Élections régionales – Le modèle agricole cristallise le débat régional en Bretagne


En Bretagne, l’agriculture cristallise les débats entre les candidats aux régionales, tiraillés entre le poids économique historique du secteur et les aspirations grandissantes à un modèle agricole plus raisonné.

Pour les 13 listes en lice les 20 et 27 juin, la question est sensible. Si la première région agricole française a commencé à tourner le dos à son modèle agricole intensif développé dans les années 1960, pas question pour autant, de « sacrifier les Bretons » ne cesse de répéter le président socialiste Loïg Chesnais-Girard, candidat à un nouveau mandat.

Le secteur agricole et agroalimentaire représente 142 000 emplois directs. L’agriculture conventionnelle domine toujours, même si le bio progresse. En 2020, la Bretagne a franchi le cap des 3 000 fermes bio (11,5 % sur environ 32 000 exploitations). « Nous avons des savoir-faire, dans l’alimentation, dans l’agroalimentaire, c’est une force, et une force ça ne s’abandonne pas », martèle le président sortant. Face au défi climatique, « nous voulons les usines et l’écologie. Nous voulons plus d’emplois et moins de carbone », rappelle M. Chesnais-Girard qui a fixé un objectif de « 1 000 installations par an » dans son programme.

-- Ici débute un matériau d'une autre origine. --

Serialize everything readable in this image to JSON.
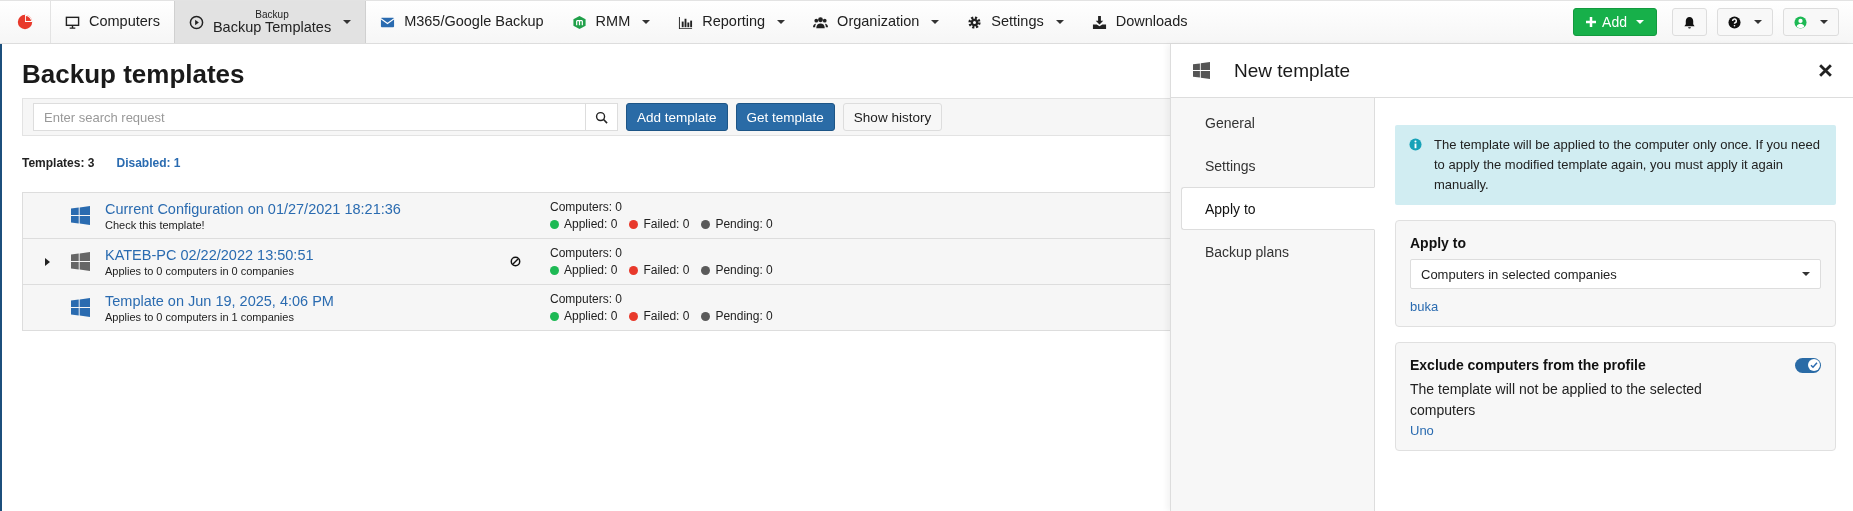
{
  "nav": {
    "items": [
      {
        "kind": "monitor",
        "label": "Computers",
        "dropdown": false,
        "selected": false
      },
      {
        "kind": "play",
        "sublabel": "Backup",
        "label": "Backup Templates",
        "dropdown": true,
        "selected": true
      },
      {
        "kind": "envelope",
        "label": "M365/Google Backup",
        "dropdown": false,
        "selected": false
      },
      {
        "kind": "cube",
        "label": "RMM",
        "dropdown": true,
        "selected": false
      },
      {
        "kind": "chart",
        "label": "Reporting",
        "dropdown": true,
        "selected": false
      },
      {
        "kind": "users",
        "label": "Organization",
        "dropdown": true,
        "selected": false
      },
      {
        "kind": "gear",
        "label": "Settings",
        "dropdown": true,
        "selected": false
      },
      {
        "kind": "download",
        "label": "Downloads",
        "dropdown": false,
        "selected": false
      }
    ],
    "add_button": "Add"
  },
  "page": {
    "title": "Backup templates",
    "search": {
      "placeholder": "Enter search request"
    },
    "buttons": [
      {
        "label": "Add template",
        "kind": "primary"
      },
      {
        "label": "Get template",
        "kind": "primary"
      },
      {
        "label": "Show history",
        "kind": "default"
      }
    ],
    "templates_count": "Templates: 3",
    "disabled_count": "Disabled: 1"
  },
  "rows": [
    {
      "title": "Current Configuration on 01/27/2021 18:21:36",
      "subtitle": "Check this template!",
      "expandable": false,
      "disabled": false,
      "computers": "Computers: 0",
      "statuses": [
        {
          "label": "Applied: 0",
          "color": "#1db954"
        },
        {
          "label": "Failed: 0",
          "color": "#e8392b"
        },
        {
          "label": "Pending: 0",
          "color": "#5a5a5a"
        }
      ]
    },
    {
      "title": "KATEB-PC 02/22/2022 13:50:51",
      "subtitle": "Applies to 0 computers in 0 companies",
      "expandable": true,
      "disabled": true,
      "computers": "Computers: 0",
      "statuses": [
        {
          "label": "Applied: 0",
          "color": "#1db954"
        },
        {
          "label": "Failed: 0",
          "color": "#e8392b"
        },
        {
          "label": "Pending: 0",
          "color": "#5a5a5a"
        }
      ]
    },
    {
      "title": "Template on Jun 19, 2025, 4:06 PM",
      "subtitle": "Applies to 0 computers in 1 companies",
      "expandable": false,
      "disabled": false,
      "computers": "Computers: 0",
      "statuses": [
        {
          "label": "Applied: 0",
          "color": "#1db954"
        },
        {
          "label": "Failed: 0",
          "color": "#e8392b"
        },
        {
          "label": "Pending: 0",
          "color": "#5a5a5a"
        }
      ]
    }
  ],
  "panel": {
    "title": "New template",
    "tabs": [
      {
        "label": "General",
        "selected": false
      },
      {
        "label": "Settings",
        "selected": false
      },
      {
        "label": "Apply to",
        "selected": true
      },
      {
        "label": "Backup plans",
        "selected": false
      }
    ],
    "info": "The template will be applied to the computer only once. If you need to apply the modified template again, you must apply it again manually.",
    "apply_to": {
      "label": "Apply to",
      "value": "Computers in selected companies",
      "links": [
        "buka"
      ]
    },
    "exclude": {
      "title": "Exclude computers from the profile",
      "description": "The template will not be applied to the selected computers",
      "on": true,
      "links": [
        "Uno"
      ]
    }
  }
}
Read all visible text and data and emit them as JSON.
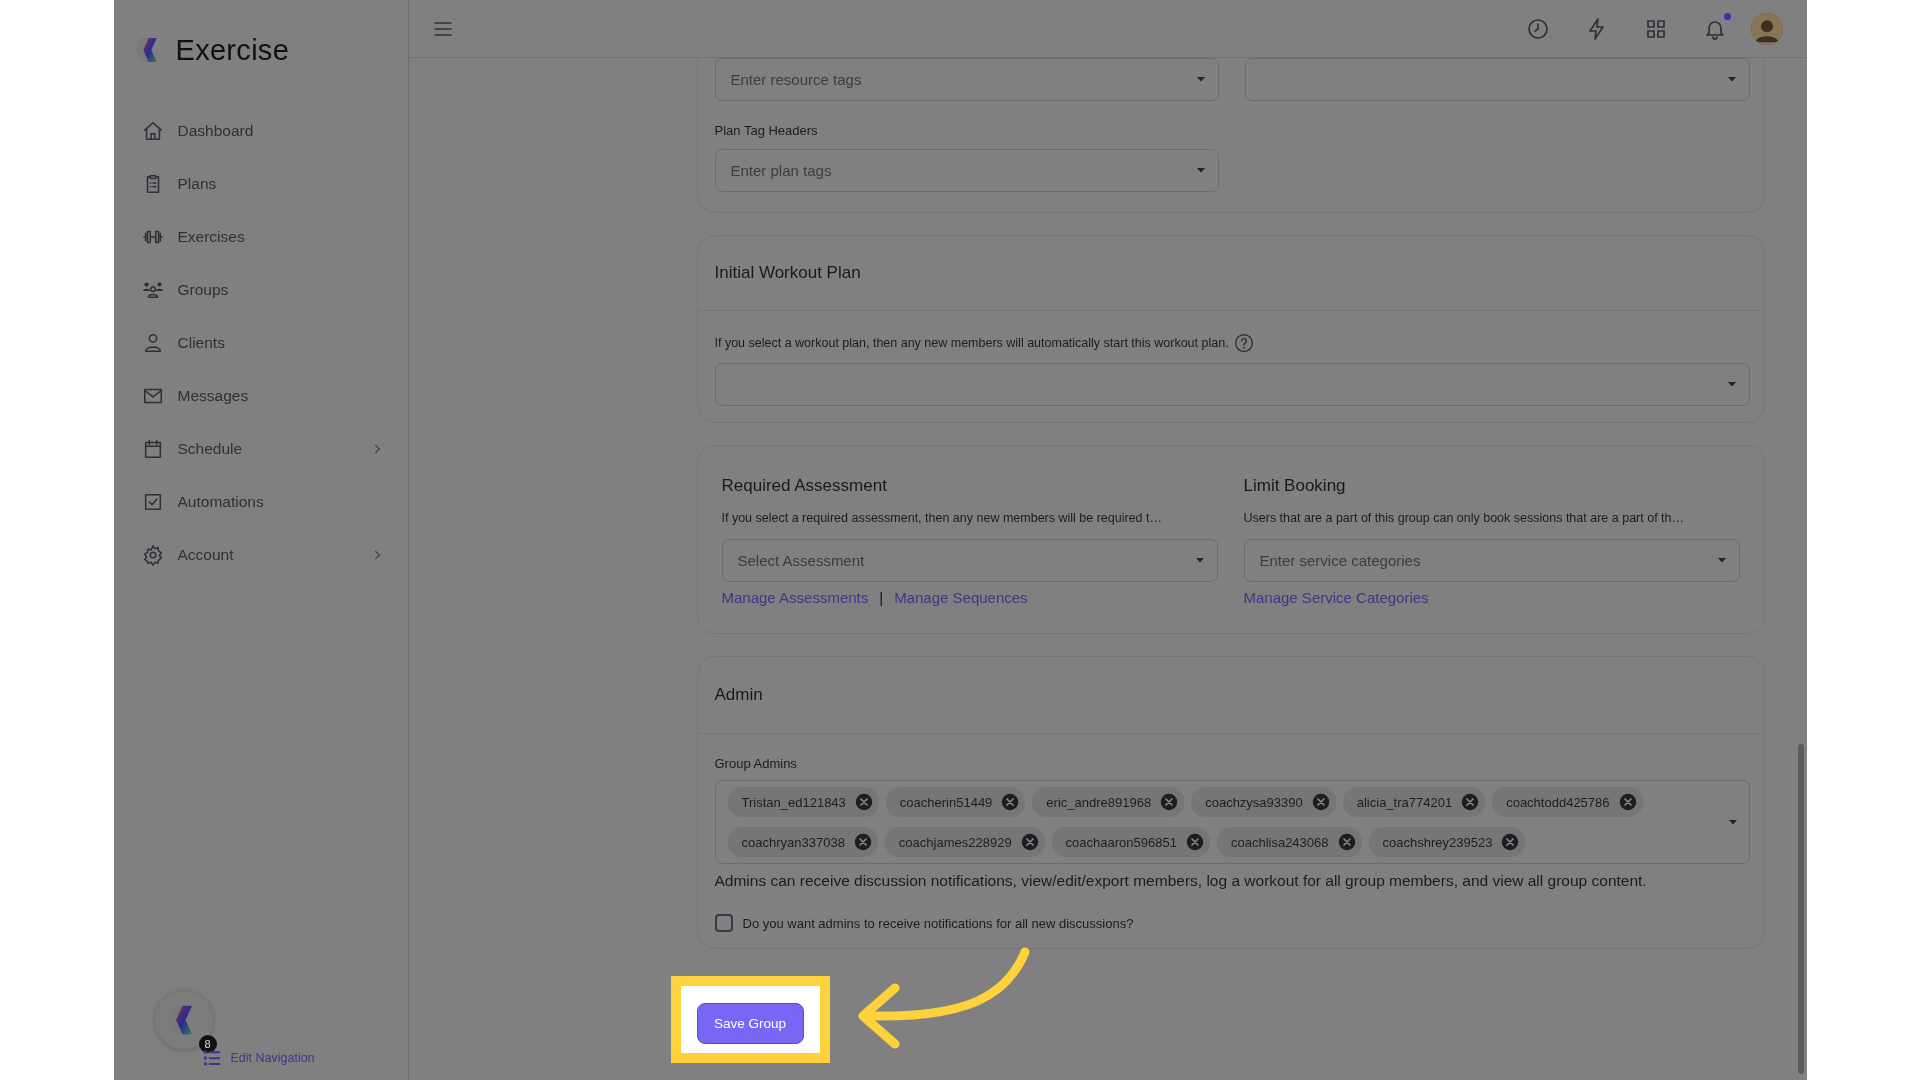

Thierry Burlot, son rival LREM et ex-vice-président en charge de l’environnement, défend, lui, « plus de cohérence entre l’économie et l’écologie ». Passer au non-labour, semer de nouveaux mélanges d’espèces, revoir les rotations des cultures… Sur sa liste, l’agriculteur Olivier Allain, vice-président sortant de la région chargé de l’agriculture et de l’agroalimentaire, milite pour cette « agro-écologie », de nouvelles pratiques qui permettraient aussi de rester compétitif.

De son côté, la candidate EELV, Claire Desmares-Poirrier, agricultrice bio, défend une autre priorité : « produire des aliments pour nourrir d’abord la Bretagne, avoir une vision sur la question des agriculteurs, leurs niveaux de revenus. » « La Bretagne est la première région laitière de France, mais on n’a pas d’AOP. Cela fait 20 ans que les agriculteurs se battent pour vendre le lait au moins à leur prix de revient », rappelle-t-elle.

Pour d’autres, c’est « un mauvais procès » fait aux agriculteurs. La « transition » est en route, pour le candidat RN Gilles Pennelle, qui fait campagne contre « l’agribashing ». « Stop à l’agribashing », martèle aussi Isabelle Le Callennec (LR) qui souligne qu’« un emploi dans l’agriculture c’est sept emplois induits ».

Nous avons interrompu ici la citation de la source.